Mort à l’autogrill – un mauvais polar dans la série A
Comme on le dit en italien : « Piove sul bagnato » - il pleut sur le sol mouillé. On a peut-être les expressions qu'on mérite mais celle-là tombe à pic pour décrire la situation dans laquelle se retrouve fourrée l'Italie au lendemain de son nouveau « bloody Sunday » de championnat. On savait que le calcio n'avait plus toute sa tête et il faut en plus constater qu'entre le foot, les institutions et la société italienne il est de plus en plus impossible de comprendre qui entraîne qui dans une chute vertigineuse.

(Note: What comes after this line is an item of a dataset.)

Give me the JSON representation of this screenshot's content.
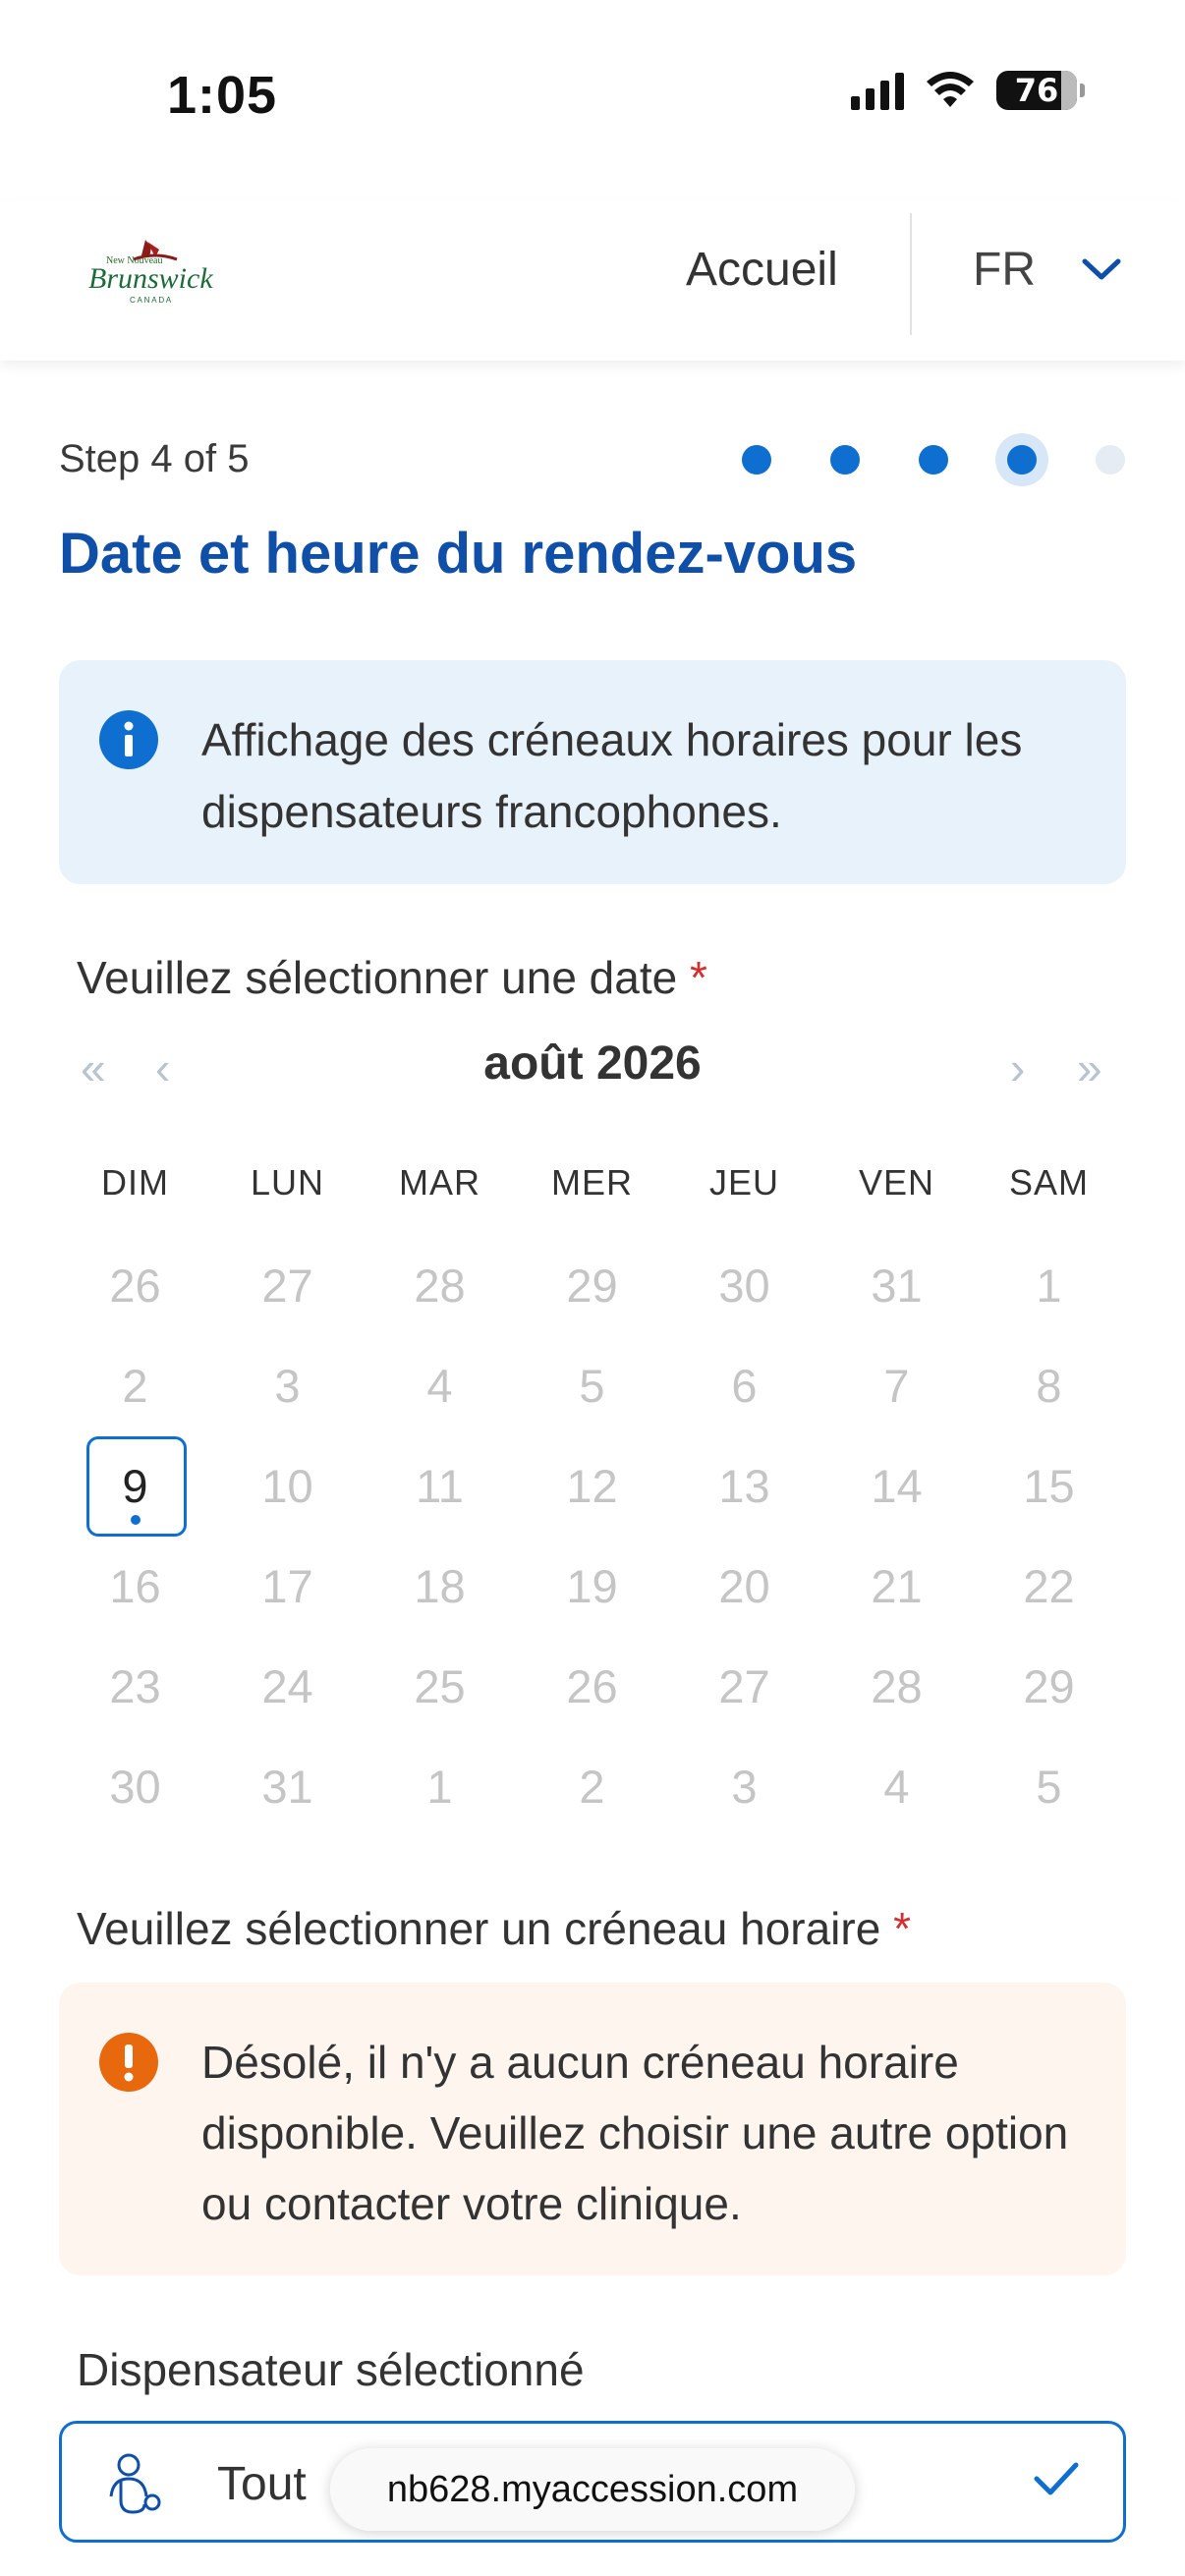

De source sûre, on sait que ça s’est passé sur le parking d’une cafétéria d’autoroute à une encablure d’Arezzo. Que 5 Romains montaient à Milan en bagnole pour aller voir Inter-Lazio et sont tombés sur une poignée (4 ou 5) de gars qui venaient du sud, en auto, pour aller voir la Juve à Parme. Il y a eu au moins une petite altercation, peut-être une poussette ou deux mais vraisemblablement pas grand chose de plus (d’après les témoins oculaires). Les Laziale regagnent leur voiture et démarrent en trombe (selon la police). Au moment de remonter sur l’autoroute, la voiture est touchée sur la gauche. Ses occupants pensent qu’ils se sont ramassés une pierre (sans doute tirée par les juventini). Erreur(s) de jugement : sur le parking de la cafétéria d’en face, celle qui se trouve de l’autre côté de l’autoroute, la police de la route effectue un banal contrôle. Un des agents qui assistent à la scène à distance juge la situation suffisamment préoccupante pour sortir son flingue, tirer en l’air et se mettre à courir arme au poing (de source policière).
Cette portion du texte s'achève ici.